Pike Hotshots Always on the Move
MONUMENT - The life of a hotshot firefighter is demanding, rigorous and draining. It requires high physical fitness standards and ability to undertake difficult, dangerous and stressful assignments.
On June 25, the 20 member Pike Hotshots - based on Monument - returned home from fighting the West Fork Complex Fire. A few days later, after some much needed rest and relaxation, the Hotshots were ready to be called upon again.
“They go out for 14 days and then come home for two,” said Linda Hecker, public information officer for the United States Forest Service Rocky Mountain Regional Office. “They have the most experience and the highest qualifications. They are the equivalent of the marines.”

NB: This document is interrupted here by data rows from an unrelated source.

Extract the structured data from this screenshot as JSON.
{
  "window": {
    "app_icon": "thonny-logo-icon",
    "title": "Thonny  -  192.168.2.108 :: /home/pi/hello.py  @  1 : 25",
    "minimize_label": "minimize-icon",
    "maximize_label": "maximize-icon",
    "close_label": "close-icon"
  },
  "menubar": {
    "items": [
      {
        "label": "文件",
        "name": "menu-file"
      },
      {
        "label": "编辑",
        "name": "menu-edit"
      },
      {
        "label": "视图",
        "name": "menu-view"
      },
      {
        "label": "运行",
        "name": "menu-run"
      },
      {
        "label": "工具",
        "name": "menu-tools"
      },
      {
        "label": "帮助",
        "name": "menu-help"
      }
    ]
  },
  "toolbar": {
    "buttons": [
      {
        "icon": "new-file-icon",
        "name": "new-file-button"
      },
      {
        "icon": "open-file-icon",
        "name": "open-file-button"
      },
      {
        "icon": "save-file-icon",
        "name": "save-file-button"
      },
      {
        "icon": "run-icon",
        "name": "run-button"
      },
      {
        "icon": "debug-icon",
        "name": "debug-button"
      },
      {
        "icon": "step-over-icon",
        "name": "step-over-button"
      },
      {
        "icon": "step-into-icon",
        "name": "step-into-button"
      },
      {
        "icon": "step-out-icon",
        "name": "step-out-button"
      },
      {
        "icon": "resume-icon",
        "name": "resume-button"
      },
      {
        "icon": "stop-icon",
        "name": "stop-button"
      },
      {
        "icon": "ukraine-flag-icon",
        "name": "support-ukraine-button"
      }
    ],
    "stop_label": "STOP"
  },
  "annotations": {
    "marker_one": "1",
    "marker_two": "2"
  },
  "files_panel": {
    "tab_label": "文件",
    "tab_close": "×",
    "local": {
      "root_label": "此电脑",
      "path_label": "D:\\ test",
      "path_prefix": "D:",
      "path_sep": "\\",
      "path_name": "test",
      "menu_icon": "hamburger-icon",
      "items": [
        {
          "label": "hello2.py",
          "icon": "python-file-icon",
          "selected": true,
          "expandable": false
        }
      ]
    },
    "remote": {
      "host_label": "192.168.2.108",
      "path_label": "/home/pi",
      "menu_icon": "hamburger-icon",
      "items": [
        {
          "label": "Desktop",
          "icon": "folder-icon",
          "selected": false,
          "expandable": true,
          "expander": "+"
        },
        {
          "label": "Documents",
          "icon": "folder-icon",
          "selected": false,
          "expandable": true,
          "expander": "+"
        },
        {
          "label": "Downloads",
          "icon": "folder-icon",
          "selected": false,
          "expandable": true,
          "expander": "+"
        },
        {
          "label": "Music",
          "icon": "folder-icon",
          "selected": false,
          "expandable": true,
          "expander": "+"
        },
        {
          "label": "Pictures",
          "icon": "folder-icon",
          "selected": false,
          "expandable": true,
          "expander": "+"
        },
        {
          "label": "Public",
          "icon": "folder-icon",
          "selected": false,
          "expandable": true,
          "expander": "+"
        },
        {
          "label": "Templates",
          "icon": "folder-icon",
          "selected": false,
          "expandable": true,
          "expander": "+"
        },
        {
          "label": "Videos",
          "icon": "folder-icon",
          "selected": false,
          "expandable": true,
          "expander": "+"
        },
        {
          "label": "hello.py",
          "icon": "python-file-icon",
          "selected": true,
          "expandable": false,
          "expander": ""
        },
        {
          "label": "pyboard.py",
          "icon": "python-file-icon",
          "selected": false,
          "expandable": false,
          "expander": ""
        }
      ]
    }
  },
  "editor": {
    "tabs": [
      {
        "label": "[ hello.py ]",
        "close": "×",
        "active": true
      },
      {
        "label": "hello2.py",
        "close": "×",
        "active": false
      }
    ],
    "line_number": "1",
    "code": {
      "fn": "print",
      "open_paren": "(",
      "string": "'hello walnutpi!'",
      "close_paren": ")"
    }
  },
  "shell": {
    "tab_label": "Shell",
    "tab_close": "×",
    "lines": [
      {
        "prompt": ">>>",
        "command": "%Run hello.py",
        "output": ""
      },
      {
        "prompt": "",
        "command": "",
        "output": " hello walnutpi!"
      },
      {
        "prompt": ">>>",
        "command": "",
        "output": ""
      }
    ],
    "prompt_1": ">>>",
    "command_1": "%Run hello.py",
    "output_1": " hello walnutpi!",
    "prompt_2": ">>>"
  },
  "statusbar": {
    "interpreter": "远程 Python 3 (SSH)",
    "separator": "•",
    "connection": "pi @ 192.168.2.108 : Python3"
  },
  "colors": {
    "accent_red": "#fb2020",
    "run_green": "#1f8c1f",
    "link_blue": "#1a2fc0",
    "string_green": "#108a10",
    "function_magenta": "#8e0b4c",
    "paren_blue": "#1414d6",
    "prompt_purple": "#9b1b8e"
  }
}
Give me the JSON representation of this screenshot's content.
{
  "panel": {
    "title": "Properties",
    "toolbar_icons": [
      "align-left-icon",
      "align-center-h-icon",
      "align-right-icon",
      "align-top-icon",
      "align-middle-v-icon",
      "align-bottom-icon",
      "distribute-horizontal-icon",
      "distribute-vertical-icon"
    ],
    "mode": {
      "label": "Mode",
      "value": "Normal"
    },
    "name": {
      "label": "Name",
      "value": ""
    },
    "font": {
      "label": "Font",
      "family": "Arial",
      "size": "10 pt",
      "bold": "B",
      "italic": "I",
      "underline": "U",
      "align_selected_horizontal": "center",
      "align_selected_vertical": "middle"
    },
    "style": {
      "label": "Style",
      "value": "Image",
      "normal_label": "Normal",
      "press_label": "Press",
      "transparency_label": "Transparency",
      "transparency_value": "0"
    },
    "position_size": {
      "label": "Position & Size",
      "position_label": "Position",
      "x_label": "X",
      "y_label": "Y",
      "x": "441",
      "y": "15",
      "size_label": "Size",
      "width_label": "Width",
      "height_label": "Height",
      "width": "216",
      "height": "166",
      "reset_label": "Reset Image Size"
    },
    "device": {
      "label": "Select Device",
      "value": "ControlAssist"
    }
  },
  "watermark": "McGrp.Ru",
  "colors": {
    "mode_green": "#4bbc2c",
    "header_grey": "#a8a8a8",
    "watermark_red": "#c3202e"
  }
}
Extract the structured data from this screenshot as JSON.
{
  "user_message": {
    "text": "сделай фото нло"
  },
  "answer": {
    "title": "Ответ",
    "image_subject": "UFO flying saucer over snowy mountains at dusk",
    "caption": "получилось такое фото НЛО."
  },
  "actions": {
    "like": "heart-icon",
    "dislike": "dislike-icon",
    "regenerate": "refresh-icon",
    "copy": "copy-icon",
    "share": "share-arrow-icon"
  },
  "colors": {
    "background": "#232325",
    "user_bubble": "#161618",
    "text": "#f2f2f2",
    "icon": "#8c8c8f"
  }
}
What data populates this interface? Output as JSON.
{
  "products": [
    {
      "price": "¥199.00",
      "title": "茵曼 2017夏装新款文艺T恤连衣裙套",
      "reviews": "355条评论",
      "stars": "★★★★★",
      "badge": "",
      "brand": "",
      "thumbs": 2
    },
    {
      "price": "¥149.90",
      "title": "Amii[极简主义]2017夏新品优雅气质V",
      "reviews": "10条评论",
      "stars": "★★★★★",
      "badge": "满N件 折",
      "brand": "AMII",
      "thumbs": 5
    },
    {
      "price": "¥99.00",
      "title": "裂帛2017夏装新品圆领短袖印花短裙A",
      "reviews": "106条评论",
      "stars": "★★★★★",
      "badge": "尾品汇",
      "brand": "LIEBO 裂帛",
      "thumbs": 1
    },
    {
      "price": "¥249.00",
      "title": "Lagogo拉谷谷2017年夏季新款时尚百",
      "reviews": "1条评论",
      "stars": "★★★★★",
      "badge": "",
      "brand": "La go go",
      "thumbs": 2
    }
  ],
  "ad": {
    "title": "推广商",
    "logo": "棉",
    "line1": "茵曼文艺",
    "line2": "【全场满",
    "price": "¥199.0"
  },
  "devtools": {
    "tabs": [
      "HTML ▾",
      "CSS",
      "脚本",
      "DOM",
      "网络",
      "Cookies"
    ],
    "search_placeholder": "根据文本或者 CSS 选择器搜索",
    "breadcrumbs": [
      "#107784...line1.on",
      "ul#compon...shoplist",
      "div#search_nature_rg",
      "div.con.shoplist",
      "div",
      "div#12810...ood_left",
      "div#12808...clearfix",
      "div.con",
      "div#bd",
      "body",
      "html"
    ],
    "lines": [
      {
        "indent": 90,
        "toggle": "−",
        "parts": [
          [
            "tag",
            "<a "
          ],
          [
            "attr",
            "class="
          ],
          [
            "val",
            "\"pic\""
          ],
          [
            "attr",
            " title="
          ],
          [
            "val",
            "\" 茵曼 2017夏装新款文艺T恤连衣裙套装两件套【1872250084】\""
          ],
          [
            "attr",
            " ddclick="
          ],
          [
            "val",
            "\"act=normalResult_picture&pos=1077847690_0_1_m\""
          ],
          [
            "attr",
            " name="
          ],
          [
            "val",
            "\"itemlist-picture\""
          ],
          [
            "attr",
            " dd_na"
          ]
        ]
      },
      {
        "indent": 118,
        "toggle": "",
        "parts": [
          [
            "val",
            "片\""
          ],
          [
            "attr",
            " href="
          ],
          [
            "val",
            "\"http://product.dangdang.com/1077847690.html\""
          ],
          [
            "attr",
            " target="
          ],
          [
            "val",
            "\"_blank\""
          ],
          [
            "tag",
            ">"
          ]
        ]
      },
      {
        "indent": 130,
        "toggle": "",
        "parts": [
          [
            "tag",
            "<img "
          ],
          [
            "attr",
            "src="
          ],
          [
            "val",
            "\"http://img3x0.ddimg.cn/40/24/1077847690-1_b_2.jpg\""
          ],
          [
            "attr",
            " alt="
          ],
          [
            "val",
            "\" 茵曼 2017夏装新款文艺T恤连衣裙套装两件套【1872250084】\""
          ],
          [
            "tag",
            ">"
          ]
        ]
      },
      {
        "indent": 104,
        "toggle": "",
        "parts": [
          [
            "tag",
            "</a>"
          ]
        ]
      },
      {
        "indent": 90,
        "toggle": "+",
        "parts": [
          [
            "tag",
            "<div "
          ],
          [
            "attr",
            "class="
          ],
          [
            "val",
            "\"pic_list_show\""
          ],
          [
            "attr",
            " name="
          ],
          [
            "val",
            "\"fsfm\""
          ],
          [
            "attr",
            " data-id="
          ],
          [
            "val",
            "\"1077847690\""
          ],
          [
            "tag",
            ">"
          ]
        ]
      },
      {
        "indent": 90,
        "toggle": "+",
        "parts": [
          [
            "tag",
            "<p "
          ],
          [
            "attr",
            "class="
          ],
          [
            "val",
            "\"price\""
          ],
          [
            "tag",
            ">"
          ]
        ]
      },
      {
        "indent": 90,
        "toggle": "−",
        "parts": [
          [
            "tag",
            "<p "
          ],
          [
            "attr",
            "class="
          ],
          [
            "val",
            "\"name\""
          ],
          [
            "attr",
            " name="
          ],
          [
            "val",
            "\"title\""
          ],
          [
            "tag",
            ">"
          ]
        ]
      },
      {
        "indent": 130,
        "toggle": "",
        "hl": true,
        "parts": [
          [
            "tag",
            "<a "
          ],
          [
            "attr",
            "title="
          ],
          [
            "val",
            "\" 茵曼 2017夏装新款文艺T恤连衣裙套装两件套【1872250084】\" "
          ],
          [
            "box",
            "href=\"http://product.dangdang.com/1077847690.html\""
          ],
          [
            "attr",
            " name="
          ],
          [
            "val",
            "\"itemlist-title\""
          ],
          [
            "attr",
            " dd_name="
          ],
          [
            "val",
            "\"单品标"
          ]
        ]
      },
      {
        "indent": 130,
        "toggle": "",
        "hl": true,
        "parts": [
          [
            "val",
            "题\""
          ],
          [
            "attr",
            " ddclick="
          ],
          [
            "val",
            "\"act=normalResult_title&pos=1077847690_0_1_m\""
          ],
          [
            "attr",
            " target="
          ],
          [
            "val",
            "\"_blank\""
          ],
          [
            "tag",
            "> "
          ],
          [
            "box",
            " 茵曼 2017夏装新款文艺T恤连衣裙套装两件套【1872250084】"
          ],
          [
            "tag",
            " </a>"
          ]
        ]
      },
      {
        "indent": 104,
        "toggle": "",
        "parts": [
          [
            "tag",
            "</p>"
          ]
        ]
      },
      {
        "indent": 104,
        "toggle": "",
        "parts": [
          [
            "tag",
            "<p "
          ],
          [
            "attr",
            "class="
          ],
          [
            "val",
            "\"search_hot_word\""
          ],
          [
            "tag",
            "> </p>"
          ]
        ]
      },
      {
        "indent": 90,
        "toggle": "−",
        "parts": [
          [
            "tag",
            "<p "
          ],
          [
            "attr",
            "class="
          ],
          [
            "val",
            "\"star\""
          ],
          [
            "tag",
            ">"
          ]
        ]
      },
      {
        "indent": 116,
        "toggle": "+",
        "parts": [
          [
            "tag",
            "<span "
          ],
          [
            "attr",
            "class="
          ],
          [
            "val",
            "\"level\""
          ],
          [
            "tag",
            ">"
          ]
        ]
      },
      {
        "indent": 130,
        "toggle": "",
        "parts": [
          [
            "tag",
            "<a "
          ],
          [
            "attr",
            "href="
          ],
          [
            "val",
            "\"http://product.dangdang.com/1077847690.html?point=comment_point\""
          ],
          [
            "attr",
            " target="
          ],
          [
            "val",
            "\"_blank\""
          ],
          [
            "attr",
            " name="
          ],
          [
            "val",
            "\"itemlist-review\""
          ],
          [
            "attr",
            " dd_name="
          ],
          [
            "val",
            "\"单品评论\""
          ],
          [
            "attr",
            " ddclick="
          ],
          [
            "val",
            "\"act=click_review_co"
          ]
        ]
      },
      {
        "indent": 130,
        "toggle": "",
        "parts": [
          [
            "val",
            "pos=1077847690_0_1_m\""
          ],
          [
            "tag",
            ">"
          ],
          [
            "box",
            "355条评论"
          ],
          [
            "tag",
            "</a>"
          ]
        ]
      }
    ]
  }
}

The West Fork Fire, a complex of four separate fires, is the largest fire - in known history - in that part of Colorado. As of June 27, more than 80,000 acres had been burned.
The Hayman Fire of 2002 remains the biggest in Colorado history after it burned around 138,000 acres and forced the evacuation of thousands.
Much like the recent Black Forest Fire and Waldo Canyon Fire of 2012, the West Fork Fire's behavior has been extreme for several reasons; namely the extreme heat and the high winds, as well as the dry, dead Spruce forest it is burning through.
“This has been a very active fire season compared to some other years,” Hecker said. “On (June 25) alone we had 12 new starts in the state.
The Hotshots are the guys who get in the teeth of the fire. They get grimy and drenched in sweat hacking out a fire line in the blackened smoke-filled middle of nowhere.
They are part of America's first line of defense in what is a difficult wildfire season. Before it's over sometime in the fall, nearly 100 Hotshot crews will have logged thousands of miles across the West. Each firefighter will rack up more than 1,000 hours of overtime pay.
The Pike Hotshots usually stick around the Rocky Mountain region, which includes Colorado, Wyoming, South Dakota, Nebraska and Kansas. There are five wild land Hotshot crews in Colorado.
They hope their most severe injuries will be only scrapes and bruises. So far, no member of the Pike Hotshots has been seriously injured this fire season.
“They'll be helped out by the monsoons, which usually start to hit the second week of July,” Hecker said.
The Pike Interagency Hotshot Crew began in 1962 as the Roosevelt Inter-Regional Fire Suppression Crew (IR Crew).